Villes portuaires au Maghreb : acteurs du développement durable

Recension rédigée par Marc Aicardi de Saint-Paul


       Fruit de séminaires de travail organisés entre 2011 et 2013, ce recueil de monographies écrites par une équipe pluridisciplinaire et de nationalités différentes étudie minutieusement les principaux ports nord-africains sous différents angles, et en particulier sous celui du développement durable.

            Ces dix articles, très techniques, agrémentés de très nombreux graphiques et cartes, tout en s’adressant prioritairement au spécialiste, sont tout à fait lisible par un « généraliste » désireux d’appréhender le sujet des villes portuaires au Maghreb.
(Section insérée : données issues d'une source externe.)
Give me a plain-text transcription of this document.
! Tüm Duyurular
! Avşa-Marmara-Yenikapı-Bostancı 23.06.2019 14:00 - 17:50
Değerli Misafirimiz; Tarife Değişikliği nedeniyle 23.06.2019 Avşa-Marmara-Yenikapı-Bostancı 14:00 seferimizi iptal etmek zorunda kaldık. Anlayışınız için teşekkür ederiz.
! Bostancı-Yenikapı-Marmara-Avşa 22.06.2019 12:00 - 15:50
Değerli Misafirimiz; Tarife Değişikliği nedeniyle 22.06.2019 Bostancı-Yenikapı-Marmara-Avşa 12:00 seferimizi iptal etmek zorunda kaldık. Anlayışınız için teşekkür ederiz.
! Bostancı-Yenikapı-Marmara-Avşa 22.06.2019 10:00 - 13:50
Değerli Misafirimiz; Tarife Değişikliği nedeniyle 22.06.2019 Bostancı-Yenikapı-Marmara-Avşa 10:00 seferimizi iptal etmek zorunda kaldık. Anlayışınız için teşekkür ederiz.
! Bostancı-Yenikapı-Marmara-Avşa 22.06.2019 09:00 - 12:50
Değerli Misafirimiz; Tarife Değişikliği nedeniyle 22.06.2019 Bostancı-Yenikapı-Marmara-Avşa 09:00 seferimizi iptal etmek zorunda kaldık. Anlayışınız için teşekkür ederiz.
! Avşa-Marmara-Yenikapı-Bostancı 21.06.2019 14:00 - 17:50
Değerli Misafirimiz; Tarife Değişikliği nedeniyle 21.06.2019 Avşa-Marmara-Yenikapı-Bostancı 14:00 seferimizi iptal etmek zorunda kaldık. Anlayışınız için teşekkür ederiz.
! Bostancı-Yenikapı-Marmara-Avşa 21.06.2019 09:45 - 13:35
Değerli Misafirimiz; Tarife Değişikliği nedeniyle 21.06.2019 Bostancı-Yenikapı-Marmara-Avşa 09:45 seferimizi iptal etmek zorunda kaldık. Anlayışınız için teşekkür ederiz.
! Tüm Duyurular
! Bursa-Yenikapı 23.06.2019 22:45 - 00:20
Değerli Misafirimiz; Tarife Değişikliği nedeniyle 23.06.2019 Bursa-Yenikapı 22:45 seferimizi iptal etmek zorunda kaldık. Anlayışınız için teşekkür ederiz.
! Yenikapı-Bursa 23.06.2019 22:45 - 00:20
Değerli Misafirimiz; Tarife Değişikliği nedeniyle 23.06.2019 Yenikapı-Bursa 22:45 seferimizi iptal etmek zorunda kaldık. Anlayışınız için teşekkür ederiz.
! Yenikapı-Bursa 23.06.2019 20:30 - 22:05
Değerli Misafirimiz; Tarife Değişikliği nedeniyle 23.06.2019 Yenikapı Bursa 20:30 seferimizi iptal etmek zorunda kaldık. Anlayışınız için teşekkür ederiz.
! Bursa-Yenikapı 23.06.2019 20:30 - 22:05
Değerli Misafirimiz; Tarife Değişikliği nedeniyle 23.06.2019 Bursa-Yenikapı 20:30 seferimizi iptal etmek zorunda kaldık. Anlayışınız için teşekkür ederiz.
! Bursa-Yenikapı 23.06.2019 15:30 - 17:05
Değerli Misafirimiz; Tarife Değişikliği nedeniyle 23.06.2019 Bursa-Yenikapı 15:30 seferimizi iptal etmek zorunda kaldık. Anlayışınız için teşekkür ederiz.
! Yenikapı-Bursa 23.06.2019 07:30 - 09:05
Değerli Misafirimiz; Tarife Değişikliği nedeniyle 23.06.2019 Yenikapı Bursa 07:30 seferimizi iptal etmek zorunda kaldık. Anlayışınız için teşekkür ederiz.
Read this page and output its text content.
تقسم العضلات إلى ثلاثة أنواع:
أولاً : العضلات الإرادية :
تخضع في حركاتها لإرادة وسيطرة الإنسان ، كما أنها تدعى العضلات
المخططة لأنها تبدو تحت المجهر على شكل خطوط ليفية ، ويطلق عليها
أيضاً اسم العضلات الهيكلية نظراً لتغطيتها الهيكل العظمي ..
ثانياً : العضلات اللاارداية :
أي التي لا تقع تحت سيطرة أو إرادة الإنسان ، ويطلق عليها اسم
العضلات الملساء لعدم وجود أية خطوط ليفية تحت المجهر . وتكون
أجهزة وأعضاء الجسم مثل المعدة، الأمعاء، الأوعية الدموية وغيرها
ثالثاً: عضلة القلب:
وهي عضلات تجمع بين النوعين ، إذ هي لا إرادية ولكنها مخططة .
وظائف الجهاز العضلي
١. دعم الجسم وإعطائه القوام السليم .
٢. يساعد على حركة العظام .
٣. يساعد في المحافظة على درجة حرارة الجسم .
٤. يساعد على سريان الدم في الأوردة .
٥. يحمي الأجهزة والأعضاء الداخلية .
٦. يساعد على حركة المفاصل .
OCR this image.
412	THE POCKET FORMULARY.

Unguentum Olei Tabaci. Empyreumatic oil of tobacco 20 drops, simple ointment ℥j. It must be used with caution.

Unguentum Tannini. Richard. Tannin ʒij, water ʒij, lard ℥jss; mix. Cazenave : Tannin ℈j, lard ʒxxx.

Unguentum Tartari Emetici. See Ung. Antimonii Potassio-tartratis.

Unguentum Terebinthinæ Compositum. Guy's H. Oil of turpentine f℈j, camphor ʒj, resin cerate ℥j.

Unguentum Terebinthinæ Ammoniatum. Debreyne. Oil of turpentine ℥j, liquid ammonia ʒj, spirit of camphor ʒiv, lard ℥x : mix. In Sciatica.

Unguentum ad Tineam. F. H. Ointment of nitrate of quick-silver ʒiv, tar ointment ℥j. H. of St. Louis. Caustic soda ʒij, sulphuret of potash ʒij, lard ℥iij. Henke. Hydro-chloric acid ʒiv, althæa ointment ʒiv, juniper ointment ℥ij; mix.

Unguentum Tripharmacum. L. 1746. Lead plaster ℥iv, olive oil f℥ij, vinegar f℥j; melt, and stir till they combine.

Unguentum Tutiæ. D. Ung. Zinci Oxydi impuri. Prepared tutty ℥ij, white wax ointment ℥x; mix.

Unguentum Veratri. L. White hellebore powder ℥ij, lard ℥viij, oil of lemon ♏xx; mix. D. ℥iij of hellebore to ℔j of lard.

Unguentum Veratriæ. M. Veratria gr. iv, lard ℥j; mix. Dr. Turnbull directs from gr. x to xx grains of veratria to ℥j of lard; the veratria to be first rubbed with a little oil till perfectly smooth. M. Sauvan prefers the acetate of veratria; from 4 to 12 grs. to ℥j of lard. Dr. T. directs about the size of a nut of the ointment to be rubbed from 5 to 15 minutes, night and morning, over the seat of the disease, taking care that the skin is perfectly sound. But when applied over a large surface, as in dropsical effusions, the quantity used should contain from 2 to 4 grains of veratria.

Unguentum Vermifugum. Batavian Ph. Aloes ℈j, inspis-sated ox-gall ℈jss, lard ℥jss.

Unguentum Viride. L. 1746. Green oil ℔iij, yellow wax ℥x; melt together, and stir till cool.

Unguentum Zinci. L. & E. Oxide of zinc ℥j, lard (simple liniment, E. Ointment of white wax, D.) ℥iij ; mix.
La présentation de l’ouvrage par le coordonnateur, qui se révèle être à la fois complète, informative et compréhensible par le profane y est d’ailleurs pour beaucoup.

            Comme le souligne Daniel Labaronne dans son propos liminaire, Les villes portuaires du Maghreb « …sont aussi en pleine phase de recomposition urbaine… Elles constituent des places où se rencontrent, s’articulent voire se confrontent l’économie globale et l’économie locale ». De même, s’insèrent-t-elles de plus en plus dans la division internationale des processus de production des firmes multinationales.  Ce sont des lieux d’observation privilégiés des tensions existant  entre les contraintes de la mondialisation et l’aspiration au développement durable.

            L’insertion des villes portuaires magrébines dans la circulation maritime mondiale, étudiée à partir du cas des hydrocarbures souligne leur spécialisation « vraquière » au détriment du trafic conteneurisé, alors que ces ports représentent le tiers du trafic africain.

La contribution de Karim Kammoun, à travers l’exemple de Sfax,  met en lumière l’importance des villes portuaires dans la « maritimisation » des économies. Il met en évidence la difficulté de faire cohabiter développement et développement durable, dans la mesure où l’industrie se développe autour de ces ports.

            F.Charfi, A.Ghédira et K.Kammoun reprennent ce thème, ainsi que celui d’une approche intégrative de la ville et du port, à travers une approche comparée de Sousse et Sfax.

Emna Gana-Oueslati  s’intéresse  aux impacts des choix manégériaux sur le développement durable d’une ville portuaire comme Radès, premier port tunisien en termes de trafic. Ses entretiens avec les différents acteurs publics l’ont convaincu de la faiblesse de leur prise en compte des impératifs du développement durable.

            En présentant le cas d’espèce de Casablanca, Nachou Mostafa étudie les relations entre la ville et son port. Il constate que les projets de développement du port et d’aménagement urbain « s’adossent l’un à l’autre ».  Ainsi, la ville « urbanise le port » et que le port « maritimise la ville ». Mustapha El Kayat complète cette analyse dans sa recherche sur la compétitivité du port de Casablanca.

            L’exemple de la ville-port de Dakhla dans l’environnement saharien et présaharien, donne l’occasion à Mohamed Ben Attou d’étudier un cas atypique. La question qui se pose ici consiste à étudier dans quelle mesure les villes portuaires sahariennes peuvent faire cohabiter appareil productif local et amélioration du cadre de vie.

            Daniel Labaronne étudie quant à lui la responsabilité sociale des entreprises et le développement durable des villes portuaires, en analysant le cas de Béjaia en Algérie. Cette ville fait figure de précurseur puisque la stratégie sociale d’une entreprise et celle de l’Entreprise Portuaire de Béjaia ont eu un impact direct sur le contexte social et environnemental de la ville.

            L’étude de Mohamed Cherif et Fatima Zohra porte sur les risques industriels et le développement durable des territoires portuaires en prenant le cas de Skikda. Cet exemple est emblématique des terminaux pétroliers qui, tout en étant indispensables  à l’économie d’un pays, n’en comportent pas moins des risques environnementaux accrus.

La dernière contribution : Ecologie industrielle dans les territoires du Maghreb traite de la dimension particulière du développement durable, i.e., celle de l’écologie industrielle dans les territoires portuaires du Maghreb. Les auteurs font un certain nombre de recommandations susceptibles de faire progresser ce concept.

            La conclusion que tire Daniel Labaronne de ces articles fait apparaitre des conflits entre développement économique et préservation de l’environnement dans les villes portuaires. L’équilibre est très difficile à atteindre en la matière et selon les cas l’un ou l’autre sont privilégiés. De toute évidence, la notion de développement durable n’est pas encore vraiment intégrée par les acteurs économiques des villes portuaires du Maghreb, à quelques exceptions près. Mais comment en serait-il autrement alors que cette problématique a déjà bien du mal à être prise en compte par les pays dits développés.